Pace and Army Command Sgt. Maj. William J. Gainey, the senior enlisted advisor to the chairman, will meet with troops all over the country. Also helping with the assessment is retired Marine Col. Barney Barnum, the deputy assistant secretary of the Navy for reserve affairs. Barnum received the Medal of Honor for actions in combat in Vietnam in 1969.
“What’s important from a military standpoint is what we see on the battlefield,” Pace said. “I think from the standpoint of stress on the force, what’s important is what you see in the kitchens. Both of these aspects need to be taken into consideration when looking at the health of the force.”

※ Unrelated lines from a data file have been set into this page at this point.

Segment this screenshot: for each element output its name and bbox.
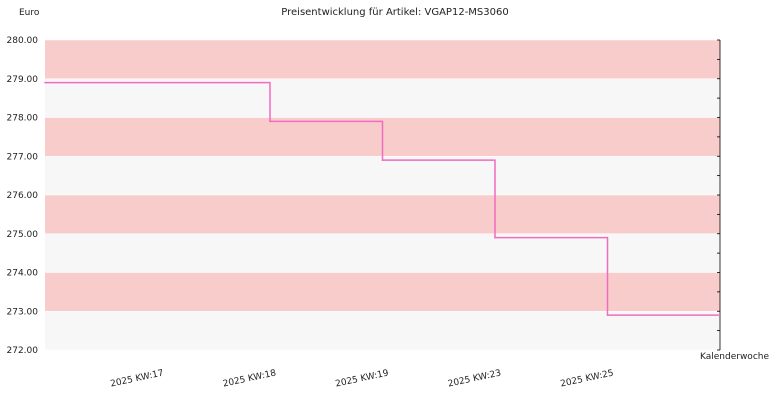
x-tick-label: 2025 KW:18 — [222, 368, 277, 389]
y-tick-label: 277.00 — [7, 152, 39, 162]
y-tick-marks — [717, 39, 720, 351]
background-band — [45, 156, 720, 195]
background-band — [45, 311, 720, 350]
price-point — [269, 120, 271, 123]
y-tick-label: 279.00 — [7, 75, 39, 85]
y-tick-label: 273.00 — [7, 307, 39, 317]
price-series — [44, 81, 720, 316]
x-tick-label: 2025 KW:25 — [560, 369, 615, 390]
price-point — [606, 314, 609, 316]
background-band — [45, 233, 720, 273]
y-tick-label: 272.00 — [7, 346, 39, 356]
background-band — [45, 272, 720, 312]
price-step-line — [45, 81, 720, 316]
y-tick-label: 275.00 — [7, 230, 39, 240]
y-tick-label: 276.00 — [7, 191, 39, 201]
x-tick-labels: 2025 KW:17 2025 KW:18 2025 KW:19 2025 KW:23… — [110, 368, 615, 389]
x-tick-label: 2025 KW:23 — [447, 369, 502, 390]
x-tick-label: 2025 KW:17 — [110, 369, 165, 390]
price-point — [494, 236, 496, 239]
y-tick-label: 274.00 — [7, 269, 39, 279]
x-axis-label: Kalenderwoche — [700, 352, 769, 362]
price-point — [44, 81, 46, 84]
background-band — [45, 78, 720, 118]
background-band — [45, 40, 720, 79]
y-tick-label: 280.00 — [7, 36, 39, 46]
y-tick-label: 278.00 — [7, 114, 39, 124]
y-tick-labels: 272.00 273.00 274.00 275.00 276.00 277.00 278.… — [7, 36, 39, 356]
x-tick-label: 2025 KW:19 — [335, 368, 390, 389]
background-band — [45, 195, 720, 234]
y-axis-label: Euro — [19, 8, 40, 18]
chart-title: Preisentwicklung für Artikel: VGAP12-MS3… — [281, 7, 508, 18]
price-point — [381, 159, 384, 161]
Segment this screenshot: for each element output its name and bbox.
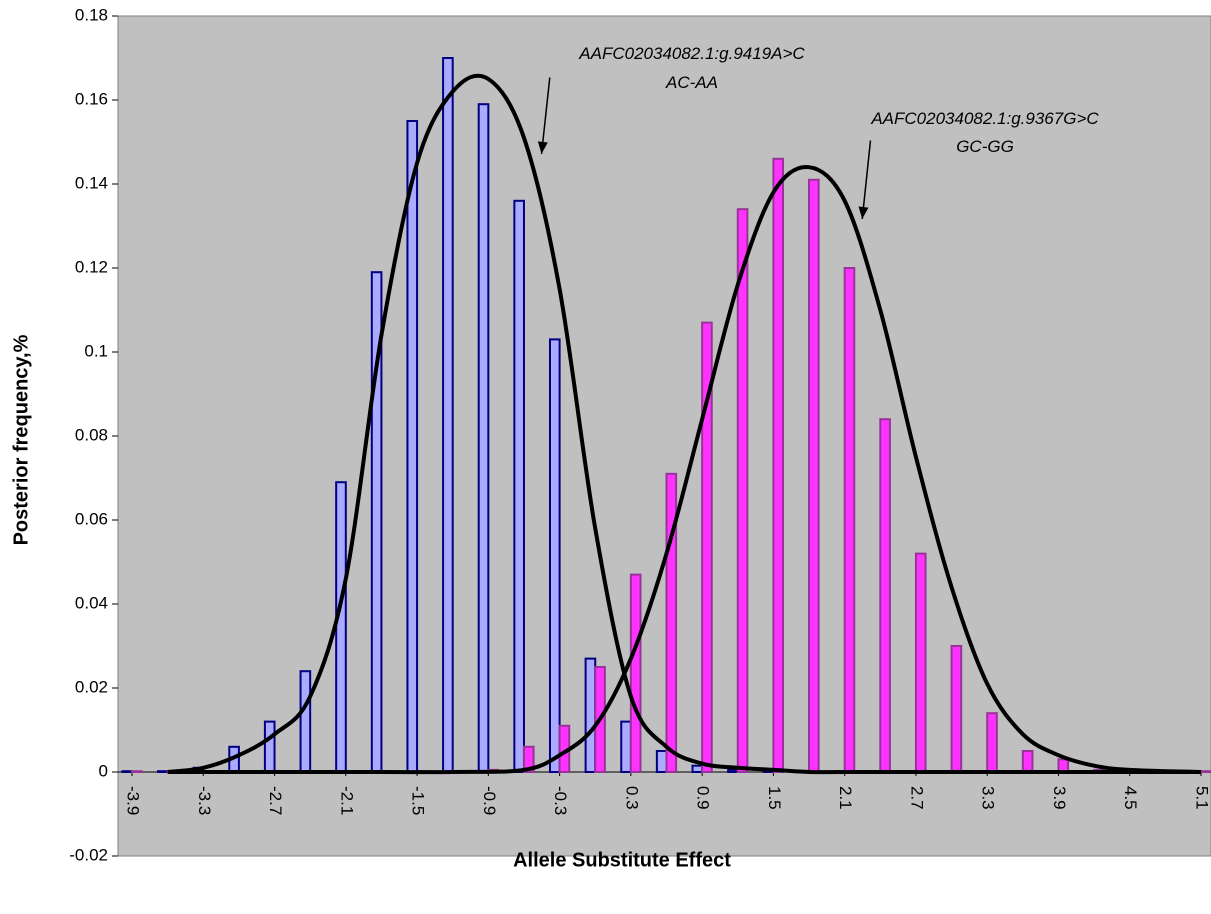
annotation-label-line2: AC-AA: [665, 73, 718, 92]
y-tick-label: 0.16: [75, 89, 108, 108]
fitted-curve-2: [167, 165, 1202, 775]
annotations-group: AAFC02034082.1:g.9419A>C AC-AA AAFC0203408…: [537, 44, 1099, 220]
y-axis-title: Posterior frequency,%: [10, 334, 32, 545]
bar-gc-gg: [879, 418, 891, 773]
bar-ac-aa: [584, 657, 597, 773]
bar-ac-aa: [121, 770, 133, 774]
bar-ac-aa: [299, 670, 312, 774]
x-tick-label: -3.9: [124, 786, 143, 815]
bar-gc-gg: [522, 745, 535, 773]
x-tick-label: -1.5: [409, 786, 428, 815]
x-axis-title: Allele Substitute Effect: [513, 849, 731, 871]
curves-group: [167, 73, 1202, 775]
x-tick-label: 3.9: [1050, 786, 1069, 810]
x-tick-label: -0.3: [551, 786, 570, 815]
x-tick-label: 0.9: [694, 786, 713, 810]
annotation-label-line1: AAFC02034082.1:g.9367G>C: [870, 109, 1099, 128]
y-tick-label: 0.04: [75, 593, 108, 612]
x-tick-label: 3.3: [979, 786, 998, 810]
x-tick-label: 2.7: [907, 786, 926, 810]
bar-ac-aa: [691, 764, 704, 774]
annotation-arrow: [861, 140, 872, 220]
x-axis: -3.9 -3.3 -2.7 -2.1 -1.5 -0.9 -0.3 0.3 0.9 1.5 2.1…: [124, 772, 1211, 815]
annotation-arrowhead: [858, 206, 869, 219]
bar-gc-gg: [736, 208, 749, 773]
x-tick-label: 0.3: [622, 786, 641, 810]
bar-ac-aa: [335, 481, 347, 773]
x-tick-label: 4.5: [1121, 786, 1140, 810]
bar-ac-aa: [727, 768, 739, 774]
bar-gc-gg: [914, 552, 927, 773]
bar-ac-aa: [655, 750, 668, 773]
bar-gc-gg: [950, 645, 963, 773]
y-tick-label: 0.02: [75, 677, 108, 696]
x-tick-label: 5.1: [1193, 786, 1211, 810]
bar-gc-gg: [701, 321, 713, 773]
y-tick-label: 0.1: [84, 341, 108, 360]
bar-ac-aa: [263, 720, 276, 773]
bar-ac-aa: [157, 770, 169, 774]
y-tick-label: 0.14: [75, 173, 108, 192]
bar-ac-aa: [513, 199, 525, 774]
bar-gc-gg: [808, 178, 820, 774]
bar-ac-aa: [548, 338, 561, 773]
bar-ac-aa: [442, 57, 454, 773]
bar-gc-gg: [1021, 750, 1034, 773]
annotation-label-line1: AAFC02034082.1:g.9419A>C: [578, 44, 805, 63]
x-tick-label: -3.3: [195, 786, 214, 815]
bar-gc-gg: [986, 712, 998, 774]
y-tick-label: -0.02: [69, 845, 108, 864]
y-tick-label: 0.18: [75, 5, 108, 24]
x-tick-label: -0.9: [480, 786, 499, 815]
y-tick-label: 0.12: [75, 257, 108, 276]
annotation-label-line2: GC-GG: [956, 137, 1014, 156]
y-tick-label: 0.06: [75, 509, 108, 528]
bar-gc-gg: [665, 472, 678, 773]
bar-gc-gg: [131, 770, 143, 774]
x-tick-label: -2.7: [266, 786, 285, 815]
x-tick-label: -2.1: [337, 786, 356, 815]
x-tick-label: 2.1: [836, 786, 855, 810]
bar-ac-aa: [620, 720, 632, 773]
annotation-arrowhead: [537, 141, 548, 154]
y-tick-label: 0.08: [75, 425, 108, 444]
bar-gc-gg: [843, 267, 856, 773]
y-tick-label: 0: [99, 761, 108, 780]
bar-ac-aa: [406, 120, 419, 773]
annotation-arrow: [540, 77, 551, 154]
bar-gc-gg: [1200, 770, 1211, 774]
bar-gc-gg: [772, 157, 785, 774]
y-axis: -0.02 0 0.02 0.04 0.06 0.08 0.1 0.12 0.14 0.16 0.1…: [69, 5, 118, 864]
bar-ac-aa: [477, 103, 490, 773]
x-tick-label: 1.5: [765, 786, 784, 810]
bar-gc-gg: [629, 573, 642, 773]
fitted-curve-1: [167, 73, 1201, 775]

Tour lengths, dwell time between deployments, the number of tours affect both troop and family morale, the chairman said. “We need to make sure those who volunteer -- that one percent of the nation that signs up to protect the other 99 percent -- know that their service is valued and that we provide for them as best we can,” Pace said.
The war on terror is the first prolonged war the United States has fought with an all-volunteer force.
“There is no historical data to go back to,” Pace said. “That’s why it’s really important for me and everybody else to constantly talk to people and listen to them. Retention is still extremely high -- higher than it was before the war -- but you just can’t take numbers like that and assume that it means everything is just fine.”
And families are incredibly important to the equation. Pace said the force today is an “all-recruited force.”
“You recruit individuals, but you retain families,” he said.
Part of his trip will be to visit families of American servicemembers deployed to U.S. Central Command from Europe.
“I owe it to them to stand in front of them and explain to them the process that we went through from July through December last year,” Pace told reporters traveling with him to Iraq. “(I want to tell them) how my thinking emerged, why I made the recommendations I did and, most importantly, tell them that we understand their sacrifice.”
This is the first time Pace has had the opportunity to meet with these Europe-based family members since the decision to extend soldiers in Iraq and Afghanistan to 15 months. He has met with families in Alaska, Hawaii and other stateside posts, but this is the first time meeting with families living overseas.
“It’s important to remember that it is not just the men and women in uniform that are making the sacrifices,” he said. “The families are the ones changing the calendars on the refrigerator doors.”
Pace said there are many ways to quantify morale of the force. Reenlistment is strong, “but that’s not good enough for me,” he said. “I want to get out and talk to the families. I want to look the spouses in the eyes and talk to them about what we’re doing and why we’re doing it and get their reactions.”